NTTは8月18日、日本に来たばかりの外国人や耳が不自由な人などが、文字や音声を用いずに誰とでも容易にコミュニケーションがとれるよう支援するシステム「VUTE」のパイロット版(VUTE2009)を開発したことを発表した。同システムは、総務省戦略的情報通信研究開発推進制度(SCOPE)の平成20年度新規採択課題の一環として、工学院大学、沖コンサルティングソリューションズと共同で受託し、研究開発したもの。
パイロット版(VUTE2009)は同システムの活用性を確認するため、2010年3月31日まで公開される。
今回開発されたVUTE2009は急病や事故、怪我などの緊急時に言葉の壁が原因で119番に電話できない場合を想定したシステムで、音声や文字の代わりに絵記号(ピクトグラム)を使用してコミュニケーションを補助する。

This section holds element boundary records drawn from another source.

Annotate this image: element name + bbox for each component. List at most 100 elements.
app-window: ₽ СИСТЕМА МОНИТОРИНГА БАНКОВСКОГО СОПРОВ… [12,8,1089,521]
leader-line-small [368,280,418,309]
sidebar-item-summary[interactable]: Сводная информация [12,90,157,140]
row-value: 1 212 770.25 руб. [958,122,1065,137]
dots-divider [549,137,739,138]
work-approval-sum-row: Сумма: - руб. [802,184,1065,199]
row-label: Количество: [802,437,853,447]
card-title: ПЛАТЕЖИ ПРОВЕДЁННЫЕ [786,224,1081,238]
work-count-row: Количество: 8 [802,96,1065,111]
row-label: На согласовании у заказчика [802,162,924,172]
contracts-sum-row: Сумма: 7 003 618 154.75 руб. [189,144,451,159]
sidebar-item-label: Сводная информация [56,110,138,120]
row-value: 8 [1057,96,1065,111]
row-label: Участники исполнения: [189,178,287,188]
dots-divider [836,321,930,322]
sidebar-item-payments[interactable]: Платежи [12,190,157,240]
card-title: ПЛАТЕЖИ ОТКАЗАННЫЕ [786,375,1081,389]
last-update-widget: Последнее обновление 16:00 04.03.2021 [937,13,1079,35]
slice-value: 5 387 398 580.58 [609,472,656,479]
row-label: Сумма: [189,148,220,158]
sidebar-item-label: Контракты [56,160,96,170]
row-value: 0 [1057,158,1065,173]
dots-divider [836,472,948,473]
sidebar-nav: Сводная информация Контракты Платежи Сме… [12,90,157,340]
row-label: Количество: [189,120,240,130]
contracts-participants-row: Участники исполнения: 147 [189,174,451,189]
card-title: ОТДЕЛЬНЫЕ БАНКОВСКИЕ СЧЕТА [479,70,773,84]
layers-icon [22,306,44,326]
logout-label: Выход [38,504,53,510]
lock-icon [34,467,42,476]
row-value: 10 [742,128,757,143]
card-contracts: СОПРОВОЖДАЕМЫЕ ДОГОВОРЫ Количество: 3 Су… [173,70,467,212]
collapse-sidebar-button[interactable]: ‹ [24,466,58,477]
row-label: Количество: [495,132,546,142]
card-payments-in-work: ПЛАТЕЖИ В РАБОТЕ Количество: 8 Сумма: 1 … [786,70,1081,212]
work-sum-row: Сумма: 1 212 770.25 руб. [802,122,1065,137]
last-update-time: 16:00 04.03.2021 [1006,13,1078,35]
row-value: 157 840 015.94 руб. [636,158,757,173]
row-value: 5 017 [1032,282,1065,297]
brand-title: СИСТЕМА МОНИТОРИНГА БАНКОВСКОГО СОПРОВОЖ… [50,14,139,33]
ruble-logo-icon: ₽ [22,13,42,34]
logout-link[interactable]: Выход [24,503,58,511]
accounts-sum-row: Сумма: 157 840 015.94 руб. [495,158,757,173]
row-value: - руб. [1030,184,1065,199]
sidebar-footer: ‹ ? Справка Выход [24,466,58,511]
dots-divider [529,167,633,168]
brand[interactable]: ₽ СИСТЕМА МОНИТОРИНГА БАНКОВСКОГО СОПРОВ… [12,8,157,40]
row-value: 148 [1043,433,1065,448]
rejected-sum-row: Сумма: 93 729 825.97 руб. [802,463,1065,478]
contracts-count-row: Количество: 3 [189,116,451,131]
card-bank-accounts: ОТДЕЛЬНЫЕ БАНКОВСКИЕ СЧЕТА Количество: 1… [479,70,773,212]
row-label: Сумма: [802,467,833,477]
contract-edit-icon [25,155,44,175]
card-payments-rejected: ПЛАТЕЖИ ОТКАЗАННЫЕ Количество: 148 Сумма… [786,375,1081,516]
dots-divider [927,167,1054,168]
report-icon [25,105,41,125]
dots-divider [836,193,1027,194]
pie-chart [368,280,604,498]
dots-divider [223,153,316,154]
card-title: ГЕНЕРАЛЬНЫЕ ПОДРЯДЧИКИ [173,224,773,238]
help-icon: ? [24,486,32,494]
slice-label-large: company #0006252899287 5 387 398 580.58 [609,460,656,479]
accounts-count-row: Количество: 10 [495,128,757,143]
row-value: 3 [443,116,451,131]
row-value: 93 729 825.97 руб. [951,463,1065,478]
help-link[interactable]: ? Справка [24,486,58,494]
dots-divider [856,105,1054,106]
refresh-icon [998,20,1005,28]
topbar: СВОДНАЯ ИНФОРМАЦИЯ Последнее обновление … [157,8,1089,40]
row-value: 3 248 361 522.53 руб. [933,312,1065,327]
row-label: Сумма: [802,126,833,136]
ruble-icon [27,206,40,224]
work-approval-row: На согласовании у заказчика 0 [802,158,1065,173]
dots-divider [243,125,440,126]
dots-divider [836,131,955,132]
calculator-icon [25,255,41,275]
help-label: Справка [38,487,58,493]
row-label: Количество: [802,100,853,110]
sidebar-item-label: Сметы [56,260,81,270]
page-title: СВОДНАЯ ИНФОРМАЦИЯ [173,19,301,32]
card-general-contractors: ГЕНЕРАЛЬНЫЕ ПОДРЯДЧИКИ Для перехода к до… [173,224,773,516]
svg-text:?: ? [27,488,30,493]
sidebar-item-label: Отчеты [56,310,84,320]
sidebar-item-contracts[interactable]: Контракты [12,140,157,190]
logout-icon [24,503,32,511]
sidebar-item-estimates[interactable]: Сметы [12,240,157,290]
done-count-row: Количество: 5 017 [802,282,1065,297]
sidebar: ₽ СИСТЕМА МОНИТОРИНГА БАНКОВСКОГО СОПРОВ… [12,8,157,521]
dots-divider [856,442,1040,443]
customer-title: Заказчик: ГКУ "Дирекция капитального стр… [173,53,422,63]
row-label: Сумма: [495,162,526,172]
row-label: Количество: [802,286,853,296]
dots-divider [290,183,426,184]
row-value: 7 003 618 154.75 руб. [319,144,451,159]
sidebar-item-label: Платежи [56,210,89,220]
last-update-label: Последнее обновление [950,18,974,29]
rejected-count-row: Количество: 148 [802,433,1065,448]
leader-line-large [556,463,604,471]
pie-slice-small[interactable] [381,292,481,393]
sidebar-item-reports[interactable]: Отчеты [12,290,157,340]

端末のディスプレイに表示される動画ピクトグラムの中から適切なものを選ぶことで、内容に応じた文章が自動作成される。これにより、利用者と対話を進行する。合成音声で読み上げる機能が組み込まれているので、電話で内容を伝えること、そばにいる人に音声で伝えることなども可能。
今後の展開として、ピクトグラムの語彙数を増やし、各ピクトグラムの了解性を向上させながら、旅行会話などのシーンへの適用や動画ピクトグラムの標準化を視野にいれ、実用化に向けて技術開発を進めていく。